The Second Day of Christmas

On this day, December 26, my true love is supposed to bring me two turtle doves, which doesn’t make a lot of sense to me other than the moment in Home Alone 2 when Mr. Duncan from Duncan’s Toy Chest gives a two-turtle-dove ornament to Kevin McCallister. So what really happens on the 2nd Day of Christmas in the old school, liturgical, church calendar? Well, in a lot of the world (especially those countries with ties to the Commonwealth of Great Britain, like Canada), this day is known as Boxing Day––which seems rather appropriate because of all the boxes I need to dispose of after Christmas day (though the true Boxing Day tradition extends back to the early 19th century when certain members of society expected to receive a “Christmas box”). [Speaking of Canada, my favorite recording of the 12 Days of Christmas song was done by The Canadian Brass (#NerdAlert, I know… but go ahead and Google it).] But, before there was a Boxing Day, or the cute song that mentions two turtle doves, the 2nd Day of Christmas commemorates Saint Stephen’s Day (which gets a good mention in that other Christmas song… “Good King Wenceslas looked out, on the Feast of Stephen”). St. Stephen is honored as the first Christian martyr (you can read his story quickly in chapters 6-7 of the New Testament book of Acts), and his feast day of December 26 is all about serving and giving gifts to the poor. Which seems rather fitting since Jesus, whose birth we celebrate at Christmas, brought great attention to the poor and marginalized all around him throughout his life, and went so far as to challenge his followers to do the same. Thus, the gifts we have been given, the blessings we have received, are all for a purpose. We have been #BlessedToBeABlessing… to others.

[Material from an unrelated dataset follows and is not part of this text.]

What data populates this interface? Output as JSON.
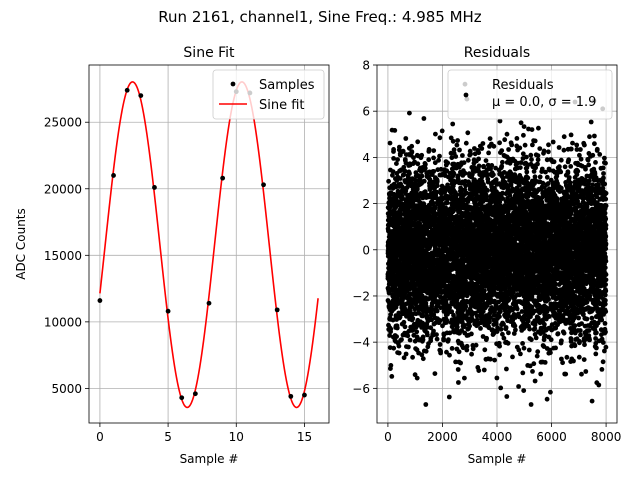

The First Day of Christmas

There are just a few remaining minutes of December 25th where I am in the world, and as I was putting my kids to bed this evening––fresh from their fourth round of opening gifts with friends and family over the past 72-hours––they were bemoaning the fact that they would have to wait another 365 days for Christmas. And, in a lot of ways, they’re right. We look forward to Christmas for such a long time, especially with Black Friday and Cyber Monday shopping, as well as the helpful expectancy found in Advent’s preparation, but Christmas comes and goes just as fast as any other 24-hour period. Which doesn’t seem fair. However, I’ve got some good news: today, December 25, is just the First Day of Christmas. No, I’m not going to break into song about my true love (who would have to produce 364 gifts over the 12-day period, which seems a bit over the top if you ask me). But, since there are 12 Days in the traditional Christmas time on the liturgical (fancy word for church) calendar, there’s still a lot of Christmas celebrating to do… so don’t take down the tree too quickly, or the lights you’ve hung on the roof. Keep the egg nog handy, and the cinnamon flavored candle burning. Sure, the stores around us will quickly begin announcing “after Christmas sales,” but they’ve got it all wrong: Christmas has just begun! Don’t stop the celebration. These are the darkest days of the year––literally, since the days are short and the nights are long––so look for light and good news and warmth in the story of Christmas that first showed up many, many years ago. And remember, it’s only the First Day of Christmas. The party goes on!